The response patterns of PbPALs to SA can be divided into two categories, including inhibiting gene expression and inducing gene expression. SA inhibited the expression of PbPAL1 and PbPAL2, which was the lowest at 1 h. The other PbPAL3 was induced by SA and peaked at 1 h with the prolongation of treatments time and the induction degree decreased (Fig. 6C).

Determination of lignin content in transgenic A. thaliana of PbPALs

To further determine the role of PbPAL genes in lignin synthesis, we obtained transgenic A. thaliana plants overexpressing these genes. Firstly, we constructed an eukaryotic expression vector (Fig. 7A). The DNA of the transgenic strain was amplified by GFP specific primers on pcambiA1304 vector (Fig. 7B). The successful cloning of the target fragment of approximately 700 bp indicated that the foreign gene has been successfully integrated into the A. thaliana genome (Fig. 7C). Subsequently, we successfully obtained three T₃ generation transgenic lines of PbPAL1 and PbPAL2. We determined the lignin level in A. thaliana inflorescence stems and leaves by acetyl bromide method (Fig. 8). The results showed that that the lignin content in inflorescence stems of transgenic plants of PbPAL1 (12.42%) and PbPAL2 (12.17%) was significantly higher than that of the wild-type plants (10.47%) (Fig. 8A). In addition, we determined that the lignin content in the leaves of transgenic PbPAL1 (7.15%) and PbPAL2 (7.01%) plants was also higher than that in wild-type A. thaliana (6.18%) (Fig. 8B). Our works demonstrated that both PbPAL1 and 2 genes were involved in plant lignin synthesis.

Lignin staining analysis

We next wanted to directly observe the distribution of lignin in inflorescence stems of transgenic A. thaliana plants.

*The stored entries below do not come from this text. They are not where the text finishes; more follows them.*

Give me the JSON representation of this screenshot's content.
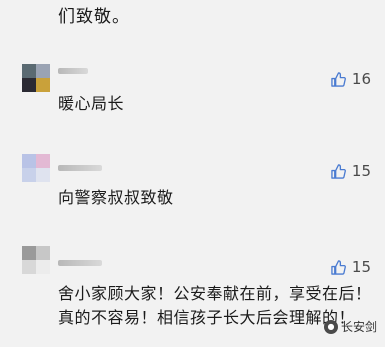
{
  "top_text": "们致敬。",
  "comments": [
    {
      "text": "暖心局长",
      "likes": "16"
    },
    {
      "text": "向警察叔叔致敬",
      "likes": "15"
    },
    {
      "text_lines": [
        "舍小家顾大家！公安奉献在前，享受在后！",
        "真的不容易！相信孩子长大后会理解的！"
      ],
      "likes": "15"
    }
  ],
  "watermark": {
    "text": "长安剑",
    "icon": "brand-logo-icon"
  },
  "colors": {
    "background": "#f2f2f2",
    "like_icon": "#4a7bd1"
  }
}
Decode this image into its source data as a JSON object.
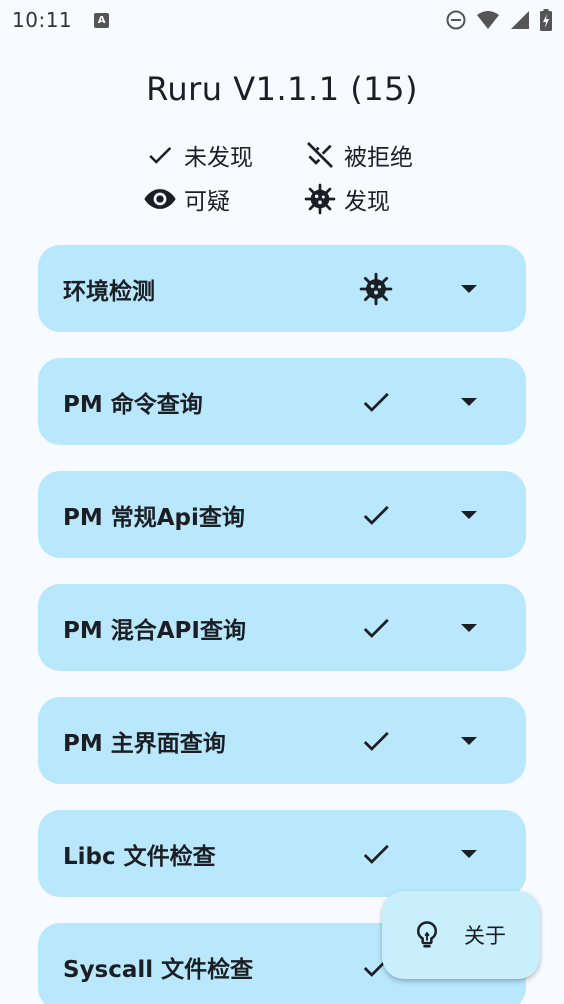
{
  "status_bar": {
    "time": "10:11",
    "app_icon_letter": "A",
    "icons": [
      "app-notification-icon",
      "dnd-icon",
      "wifi-icon",
      "cell-signal-icon",
      "battery-charging-icon"
    ]
  },
  "title": "Ruru V1.1.1 (15)",
  "legend": {
    "not_found": "未发现",
    "denied": "被拒绝",
    "suspicious": "可疑",
    "found": "发现"
  },
  "checks": [
    {
      "label": "环境检测",
      "status": "found"
    },
    {
      "label": "PM 命令查询",
      "status": "not_found"
    },
    {
      "label": "PM 常规Api查询",
      "status": "not_found"
    },
    {
      "label": "PM 混合API查询",
      "status": "not_found"
    },
    {
      "label": "PM 主界面查询",
      "status": "not_found"
    },
    {
      "label": "Libc 文件检查",
      "status": "not_found"
    },
    {
      "label": "Syscall 文件检查",
      "status": "not_found"
    }
  ],
  "fab": {
    "label": "关于",
    "icon": "lightbulb-icon"
  },
  "colors": {
    "background": "#f7fbff",
    "card": "#b9e8fd",
    "fab": "#c9eefc",
    "text": "#1b1f24"
  }
}
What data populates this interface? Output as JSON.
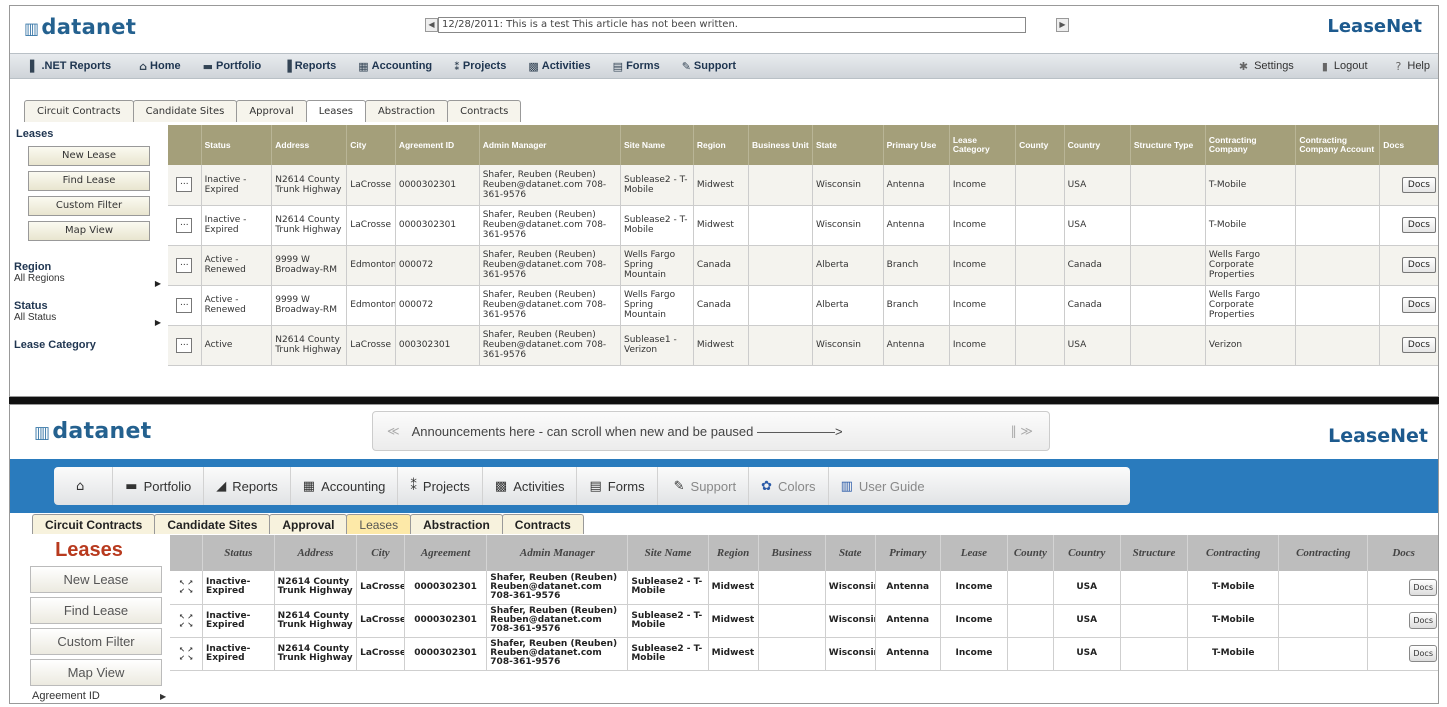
{
  "top": {
    "logo": "datanet",
    "brand": "LeaseNet",
    "ticker_text": "12/28/2011: This is a test   This article has not been written.",
    "nav": [
      {
        "icon": "bar-chart-icon",
        "glyph": "▌",
        "label": ".NET Reports"
      },
      {
        "icon": "home-icon",
        "glyph": "⌂",
        "label": "Home"
      },
      {
        "icon": "folder-icon",
        "glyph": "▬",
        "label": "Portfolio"
      },
      {
        "icon": "chart-icon",
        "glyph": "▐",
        "label": "Reports"
      },
      {
        "icon": "calculator-icon",
        "glyph": "▦",
        "label": "Accounting"
      },
      {
        "icon": "projects-icon",
        "glyph": "⁑",
        "label": "Projects"
      },
      {
        "icon": "activities-icon",
        "glyph": "▩",
        "label": "Activities"
      },
      {
        "icon": "forms-icon",
        "glyph": "▤",
        "label": "Forms"
      },
      {
        "icon": "wrench-icon",
        "glyph": "✎",
        "label": "Support"
      }
    ],
    "nav_right": [
      {
        "icon": "gear-icon",
        "glyph": "✱",
        "label": "Settings"
      },
      {
        "icon": "logout-icon",
        "glyph": "▮",
        "label": "Logout"
      },
      {
        "icon": "help-icon",
        "glyph": "?",
        "label": "Help"
      }
    ],
    "tabs": [
      "Circuit Contracts",
      "Candidate Sites",
      "Approval",
      "Leases",
      "Abstraction",
      "Contracts"
    ],
    "active_tab": "Leases",
    "sidebar": {
      "title": "Leases",
      "buttons": [
        "New Lease",
        "Find Lease",
        "Custom Filter",
        "Map View"
      ],
      "sections": [
        {
          "label": "Region",
          "value": "All Regions"
        },
        {
          "label": "Status",
          "value": "All Status"
        },
        {
          "label": "Lease Category",
          "value": ""
        }
      ]
    },
    "columns": [
      "",
      "Status",
      "Address",
      "City",
      "Agreement ID",
      "Admin Manager",
      "Site Name",
      "Region",
      "Business Unit",
      "State",
      "Primary Use",
      "Lease Category",
      "County",
      "Country",
      "Structure Type",
      "Contracting Company",
      "Contracting Company Account",
      "Docs"
    ],
    "rows": [
      {
        "btn": "...",
        "status": "Inactive - Expired",
        "address": "N2614 County Trunk Highway",
        "city": "LaCrosse",
        "agreement": "0000302301",
        "admin": "Shafer, Reuben (Reuben) Reuben@datanet.com 708-361-9576",
        "site": "Sublease2 - T-Mobile",
        "region": "Midwest",
        "business": "",
        "state": "Wisconsin",
        "use": "Antenna",
        "category": "Income",
        "county": "",
        "country": "USA",
        "structure": "",
        "company": "T-Mobile",
        "account": "",
        "docs": "Docs"
      },
      {
        "btn": "...",
        "status": "Inactive - Expired",
        "address": "N2614 County Trunk Highway",
        "city": "LaCrosse",
        "agreement": "0000302301",
        "admin": "Shafer, Reuben (Reuben) Reuben@datanet.com 708-361-9576",
        "site": "Sublease2 - T-Mobile",
        "region": "Midwest",
        "business": "",
        "state": "Wisconsin",
        "use": "Antenna",
        "category": "Income",
        "county": "",
        "country": "USA",
        "structure": "",
        "company": "T-Mobile",
        "account": "",
        "docs": "Docs"
      },
      {
        "btn": "...",
        "status": "Active - Renewed",
        "address": "9999 W Broadway-RM",
        "city": "Edmonton",
        "agreement": "000072",
        "admin": "Shafer, Reuben (Reuben) Reuben@datanet.com 708-361-9576",
        "site": "Wells Fargo Spring Mountain",
        "region": "Canada",
        "business": "",
        "state": "Alberta",
        "use": "Branch",
        "category": "Income",
        "county": "",
        "country": "Canada",
        "structure": "",
        "company": "Wells Fargo Corporate Properties",
        "account": "",
        "docs": "Docs"
      },
      {
        "btn": "...",
        "status": "Active - Renewed",
        "address": "9999 W Broadway-RM",
        "city": "Edmonton",
        "agreement": "000072",
        "admin": "Shafer, Reuben (Reuben) Reuben@datanet.com 708-361-9576",
        "site": "Wells Fargo Spring Mountain",
        "region": "Canada",
        "business": "",
        "state": "Alberta",
        "use": "Branch",
        "category": "Income",
        "county": "",
        "country": "Canada",
        "structure": "",
        "company": "Wells Fargo Corporate Properties",
        "account": "",
        "docs": "Docs"
      },
      {
        "btn": "...",
        "status": "Active",
        "address": "N2614 County Trunk Highway",
        "city": "LaCrosse",
        "agreement": "000302301",
        "admin": "Shafer, Reuben (Reuben) Reuben@datanet.com 708-361-9576",
        "site": "Sublease1 - Verizon",
        "region": "Midwest",
        "business": "",
        "state": "Wisconsin",
        "use": "Antenna",
        "category": "Income",
        "county": "",
        "country": "USA",
        "structure": "",
        "company": "Verizon",
        "account": "",
        "docs": "Docs"
      }
    ]
  },
  "bottom": {
    "logo": "datanet",
    "brand": "LeaseNet",
    "announcement": "Announcements here - can scroll when new and be paused ——————>",
    "nav": [
      {
        "icon": "home-icon",
        "glyph": "⌂",
        "label": ""
      },
      {
        "icon": "folder-icon",
        "glyph": "▬",
        "label": "Portfolio"
      },
      {
        "icon": "reports-icon",
        "glyph": "◢",
        "label": "Reports"
      },
      {
        "icon": "calculator-icon",
        "glyph": "▦",
        "label": "Accounting"
      },
      {
        "icon": "projects-icon",
        "glyph": "⁑",
        "label": "Projects"
      },
      {
        "icon": "activities-icon",
        "glyph": "▩",
        "label": "Activities"
      },
      {
        "icon": "forms-icon",
        "glyph": "▤",
        "label": "Forms"
      },
      {
        "icon": "wrench-icon",
        "glyph": "✎",
        "label": "Support"
      },
      {
        "icon": "palette-icon",
        "glyph": "✿",
        "label": "Colors"
      },
      {
        "icon": "user-guide-icon",
        "glyph": "▥",
        "label": "User Guide"
      }
    ],
    "tabs": [
      "Circuit Contracts",
      "Candidate Sites",
      "Approval",
      "Leases",
      "Abstraction",
      "Contracts"
    ],
    "active_tab": "Leases",
    "sidebar": {
      "title": "Leases",
      "buttons": [
        "New Lease",
        "Find Lease",
        "Custom Filter",
        "Map View"
      ],
      "section": "Agreement ID"
    },
    "columns": [
      "",
      "Status",
      "Address",
      "City",
      "Agreement",
      "Admin Manager",
      "Site Name",
      "Region",
      "Business",
      "State",
      "Primary",
      "Lease",
      "County",
      "Country",
      "Structure",
      "Contracting",
      "Contracting",
      "Docs"
    ],
    "rows": [
      {
        "status": "Inactive- Expired",
        "address": "N2614 County Trunk Highway",
        "city": "LaCrosse",
        "agreement": "0000302301",
        "admin": "Shafer, Reuben (Reuben) Reuben@datanet.com 708-361-9576",
        "site": "Sublease2 - T-Mobile",
        "region": "Midwest",
        "business": "",
        "state": "Wisconsin",
        "use": "Antenna",
        "category": "Income",
        "county": "",
        "country": "USA",
        "structure": "",
        "company": "T-Mobile",
        "account": "",
        "docs": "Docs"
      },
      {
        "status": "Inactive- Expired",
        "address": "N2614 County Trunk Highway",
        "city": "LaCrosse",
        "agreement": "0000302301",
        "admin": "Shafer, Reuben (Reuben) Reuben@datanet.com 708-361-9576",
        "site": "Sublease2 - T-Mobile",
        "region": "Midwest",
        "business": "",
        "state": "Wisconsin",
        "use": "Antenna",
        "category": "Income",
        "county": "",
        "country": "USA",
        "structure": "",
        "company": "T-Mobile",
        "account": "",
        "docs": "Docs"
      },
      {
        "status": "Inactive- Expired",
        "address": "N2614 County Trunk Highway",
        "city": "LaCrosse",
        "agreement": "0000302301",
        "admin": "Shafer, Reuben (Reuben) Reuben@datanet.com 708-361-9576",
        "site": "Sublease2 - T-Mobile",
        "region": "Midwest",
        "business": "",
        "state": "Wisconsin",
        "use": "Antenna",
        "category": "Income",
        "county": "",
        "country": "USA",
        "structure": "",
        "company": "T-Mobile",
        "account": "",
        "docs": "Docs"
      }
    ]
  },
  "colors": {
    "brand_blue": "#1d5a8e",
    "navbar_blue": "#2a7bbd",
    "top_header": "#a49f7a",
    "bottom_header": "#bdbdbd",
    "sidebar_title_red": "#b83a1e",
    "active_tab_yellow": "#fde9a8"
  }
}
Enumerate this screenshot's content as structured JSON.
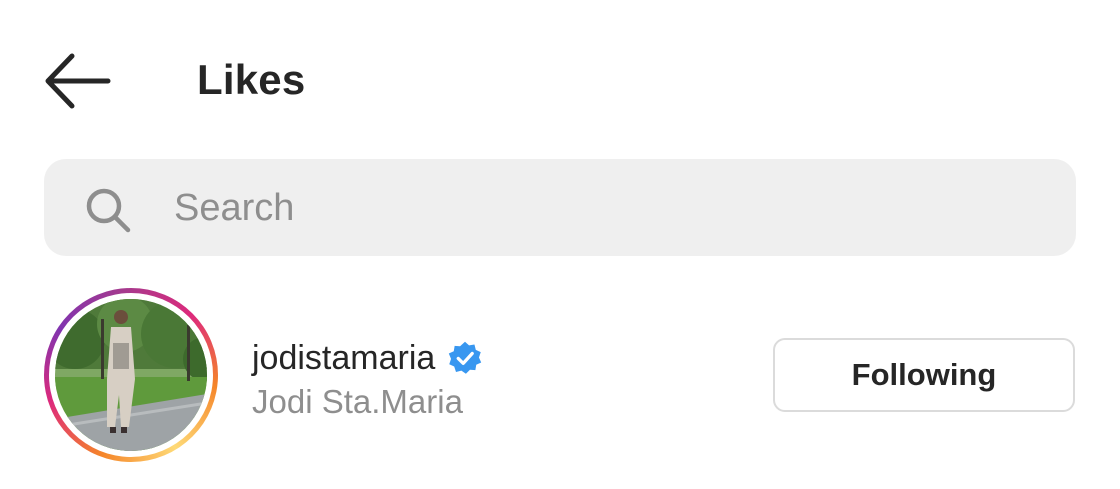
{
  "header": {
    "back_icon": "arrow-left-icon",
    "title": "Likes"
  },
  "search": {
    "icon": "search-icon",
    "placeholder": "Search",
    "value": ""
  },
  "likes": [
    {
      "username": "jodistamaria",
      "full_name": "Jodi Sta.Maria",
      "verified": true,
      "verified_icon": "verified-badge-icon",
      "story_ring": true,
      "button_label": "Following"
    }
  ],
  "colors": {
    "text_primary": "#262626",
    "text_secondary": "#8e8e8e",
    "search_bg": "#efefef",
    "verified_blue": "#3897f0",
    "button_border": "#dbdbdb"
  }
}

Thus, cross-sections of inflorescence stems of wild-type and transgenic plants were stained with phloroglucinol to identify possible changes in the content and/or distribution of lignified tissues. The Wiesner (phloroglucinol-HCl) staining results showed that the strongest staining of the xylem and intervascular fibers were observed in the stems of PbPAL1 and PbPAL2 transgenic A. thaliana than in wild-type plants (Fig. 9I). Furthermore, toluidine blue staining was used to examine the cell wall of a cross-sectional area of the A. thaliana pedicel (Fig. 9II). The cell wall thickness of PbPAL1 and PbPAL2 transgenic plants increased significantly. These two dyeing results showed that PbPAL1 and PbPAL2 can increase lignin synthesis. This is consistent with many previous studies, which PAL is related to the degree of lignification of plants (Chong et al., 2018).